Configuring Always-On Asymmetric, Always-On Symmetric and On-Demand Symmetric schemes
Switch via BGP, which involves forwarding announcements of the IP addresses of an autonomous system to the Internet through the Kaspersky DDoS Protection System.
Routing is a method suitable for any resources that have non-HTTP(S) services, and involves setting up GRE tunnels or physical junctions between Scrubbing Centers and the site of the Protected resource, and configuring BGP peering. This is appropriate if the Customer has their own AS and PI addresses, and the Customer's PI network is routed through Scrubbing Centers.
Always-On Asymmetric scheme
If the Customer has their own AS and PI addresses, the Customer's PI network is routed through Scrubbing Centers.
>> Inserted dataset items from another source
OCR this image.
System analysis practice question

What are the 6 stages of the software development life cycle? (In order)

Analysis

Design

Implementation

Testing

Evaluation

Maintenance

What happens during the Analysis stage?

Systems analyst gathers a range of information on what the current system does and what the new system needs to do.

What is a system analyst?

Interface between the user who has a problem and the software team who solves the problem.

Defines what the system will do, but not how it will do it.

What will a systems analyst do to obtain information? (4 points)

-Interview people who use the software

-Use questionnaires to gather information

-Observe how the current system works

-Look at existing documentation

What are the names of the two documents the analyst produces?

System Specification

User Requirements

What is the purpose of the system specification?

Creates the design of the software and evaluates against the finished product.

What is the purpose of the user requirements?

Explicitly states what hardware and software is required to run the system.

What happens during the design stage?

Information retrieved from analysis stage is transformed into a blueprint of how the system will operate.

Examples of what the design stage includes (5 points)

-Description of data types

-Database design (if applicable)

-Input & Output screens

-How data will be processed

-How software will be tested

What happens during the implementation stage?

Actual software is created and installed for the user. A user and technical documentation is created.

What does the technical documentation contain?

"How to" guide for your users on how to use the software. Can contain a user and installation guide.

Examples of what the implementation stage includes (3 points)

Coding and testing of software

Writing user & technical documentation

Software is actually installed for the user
Only inbound traffic of the Protected Resources passes through the Scrubbing Centers.
Always-On Symmetric scheme
If the Customer has their own AS and PI addresses, the Customer's PI network is routed through Scrubbing Centers. Inbound and outbound traffic of the Protected Resources passes through the Scrubbing Centers
In comparison with the Always-On Asymmetric scheme, this connection scheme allows to analyze and filter DDoS attacks more efficiently.
On-Demand Symmetric scheme
A symmetrical traffic flow scheme is set up through the Scrubbing Centers. When an attack is detected and a notification from KDP Technical Support is received, the Customer independently redirects traffic to the Scrubbing Centers by sending announcement of BGP routes through the Scrubbing Centers.